Harrison Grant

Access to Information: November Update Duke University, and The Media Trust

Harrison Grant
December 2, 2020

Duke Researchers Continue to Observe the Undesired Third-Party Code on the Duke Network

Duke Researchers Continue to Observe the Undesired Third-Party Code on the Duke Network The Duke-Media Trust project continues to yield important findings on the impact of undesired third-party code on internet users. We are now analyzing two datasets cross-referenced against one another to better understand how this code affects both synthetic profiles and Duke network users. For links to the previous two installments of this monthly blow, visit the project’s website.

In September, The Media Trust conducted 777,267 scans using the synthetic Duke profiles. Of those scans, 1,147 presented undesired third-party code, which breakdown categorically as follows: 11 Coronavirus scams, 362 browser add-ons/plugins, 468 heuristics, 267 phishing attacks, 20 fake software download prompts, and 19 impression/click fraud detections. Both the number of scans and the number of impressions from September are the highest that our research team has observed to date. The Media Trust conducted over 700,000 scans in August, and only observed 364 malware impressions. Therefore, it is unlikely that the increase in scan volume is a significant contributor to the increase in undesired third-party code that our team observed in the September data.

Specifically, our team is continuing to investigate the increase in browser add-ons, heuristics, and phishing attacks in September. The chart at the bottom of the article demonstrates the changes in all of the attack vectors over time.

According to Pat Ciavolella, Digital Security and Operations Director at The Media Trust, the increase in browser add-ons and phishing attacks may be attributable to an increase in activity from just a few first-party websites and advertising campaigns. In the case of browser add-ons, The Media Trust did not witness the arrival of new ad campaigns during September. Rather, the company observed an increase in volume from the ad campaigns that frequently populate its internet scans. For the phishing attacks, the increase was primarily due to a rise in attacks stemming from a single website.

As for the spike in heuristics, the story looks a bit different. The increase in heuristics was primarily due to increased incidents from one popular news website. Old segments of advertising code continue to serve content in the news vertical of the website, even though the company that owns the third-party domain no longer exists. Without ownership, this code can be commandeered by threat actors who can repurpose it to serve undesired third-party code. Unowned code and abandoned domains are a major threat to the safety of the digital ecosystem. We will provide more analysis on this unowned code and these abandoned domains in a future blog post.

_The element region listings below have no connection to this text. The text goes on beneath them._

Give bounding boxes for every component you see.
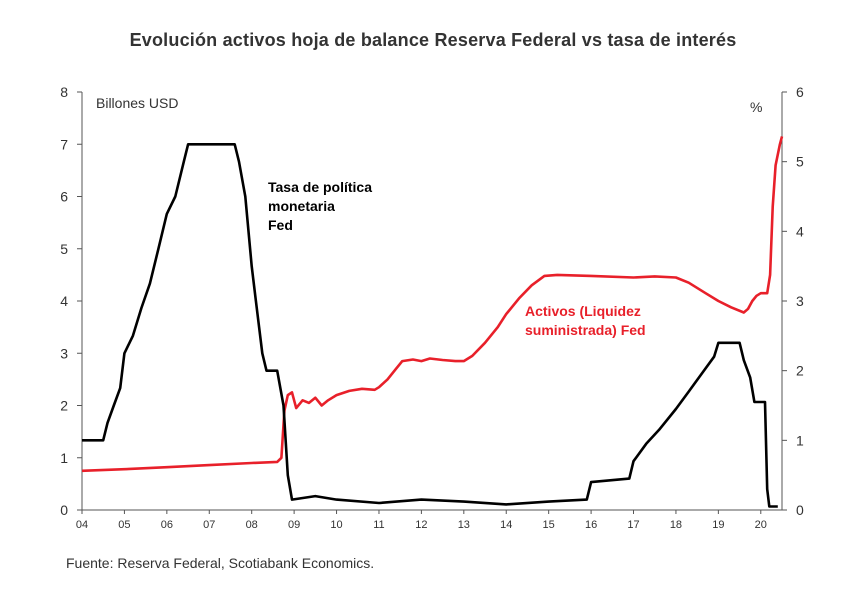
annotation-line: Tasa de política xyxy=(268,179,372,195)
y-right-tick-label: 6 xyxy=(796,84,804,100)
annotation-line: Fed xyxy=(268,217,293,233)
x-tick-label: 13 xyxy=(458,519,470,531)
x-tick-label: 10 xyxy=(330,519,342,531)
x-tick-label: 12 xyxy=(415,519,427,531)
series-line-tasa xyxy=(82,143,778,508)
y-left-tick-label: 1 xyxy=(60,450,68,466)
y-left-tick-label: 3 xyxy=(60,345,68,361)
y-right-tick-label: 2 xyxy=(796,363,804,379)
source-note: Fuente: Reserva Federal, Scotiabank Econ… xyxy=(66,555,375,571)
y-left-tick-label: 8 xyxy=(60,84,68,100)
y-left-unit-label: Billones USD xyxy=(96,95,178,111)
y-right-tick-label: 1 xyxy=(796,432,804,448)
annotation-line: Activos (Liquidez xyxy=(525,303,641,319)
x-tick-label: 14 xyxy=(500,519,512,531)
annotation-line: suministrada) Fed xyxy=(525,322,646,338)
x-tick-label: 11 xyxy=(373,519,384,531)
y-left-tick-label: 7 xyxy=(60,136,68,152)
axes xyxy=(77,91,787,514)
y-left-tick-label: 0 xyxy=(60,502,68,518)
series-line-activos xyxy=(81,136,784,473)
y-left-tick-label: 4 xyxy=(60,293,68,309)
x-tick-label: 06 xyxy=(161,519,173,531)
y-right-unit-label: % xyxy=(750,99,762,115)
annotation-tasa: Tasa de política monetaria Fed xyxy=(268,179,372,233)
y-right-tick-label: 3 xyxy=(796,293,804,309)
annotation-activos: Activos (Liquidez suministrada) Fed xyxy=(525,303,646,338)
x-tick-label: 07 xyxy=(203,519,215,531)
y-right-tick-label: 4 xyxy=(796,223,804,239)
y-right-tick-label: 0 xyxy=(796,502,804,518)
x-tick-label: 09 xyxy=(288,519,300,531)
y-left-tick-label: 5 xyxy=(60,241,68,257)
y-left-tick-label: 6 xyxy=(60,189,68,205)
x-tick-label: 04 xyxy=(76,519,88,531)
x-tick-label: 15 xyxy=(543,519,555,531)
x-tick-label: 16 xyxy=(585,519,597,531)
y-right-tick-label: 5 xyxy=(796,154,804,170)
annotation-line: monetaria xyxy=(268,198,335,214)
x-tick-label: 08 xyxy=(246,519,258,531)
y-left-tick-label: 2 xyxy=(60,398,68,414)
x-tick-label: 05 xyxy=(118,519,130,531)
x-tick-label: 17 xyxy=(627,519,639,531)
x-tick-label: 19 xyxy=(712,519,724,531)
x-tick-label: 18 xyxy=(670,519,682,531)
series-group xyxy=(81,136,784,508)
chart-title: Evolución activos hoja de balance Reserv… xyxy=(129,30,737,50)
x-tick-label: 20 xyxy=(755,519,767,531)
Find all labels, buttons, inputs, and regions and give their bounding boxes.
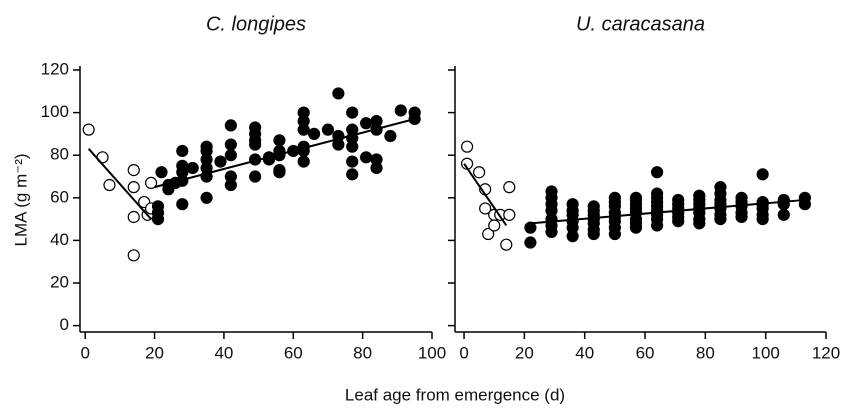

For the September increase in heuristics, the reason why an increase was observed was likely because of differences in the “targeting” of visited websites. When The Media Trust scanned the internet using its synthetic profiles, it is possible that the scans were targeting news articles more so than in previous months. Therefore, the scans may have yielded a disproportionate increase in heuristic third-party code due to the specific mix of the scanned first-party websites.

Moreover, the timing of these increases may not be unusual. The Media Trust is accustomed to witnessing an increase in the volume of undesired code during the fourth quarter of the year. While September is a month earlier than normal, for the last two years The Media Trust has seen an increase in undesired third-party code starting in October. That increase could correspond to increased internet activity as the holidays approach, and more people are using the internet due to the pandemic. We do not have enough data yet to confirm that theory, but in a future blog post we will compare the amount of undesired code to the infection surges of the pandemic to determine if there is further evidence of a correlation.

At the beginning of this blog post, I described how our research team is now analyzing two datasets. The dataset that I have been describing to this point in the blogs is generated by The Media Trust’s synthetic Duke profiles. It provides a glimpse of how threat actors interact with users that appear to be on Duke’s network. In conjunction with analyzing that dataset, our research team is also examining a dataset provided by the Duke Office of Information Technology. It contains all of the instances where a domain from The Media Trust’s blocklist (an extensive collection of domains known to serve undesired third-party code) appeared on the Duke network.

By cross-referencing the data from The Media Trust with the internal data from Duke OIT, our research team is able to understand the internet experience of a Duke user more deeply. Some of our preliminary findings indicate that overlaps do exist between the domains on The Media Trust’s blocklist and those observed on Duke’s network, meaning that undesired third-party code is served to Duke users. A future blog post will explain the findings from that overlap project in more detail.

With three months of data analyzed, our research team has observed that significant volumes of undesired third-party code are delivered to the synthetic profiles. Our team will continue to analyze the datasets from The Media Trust and from Duke in the coming months in the hope of clarifying our understanding of the potential impact on the individuals to whom the code is served. In time, our team hopes to create an actionable plan to mitigate these risks including technical measures and public policy proposals.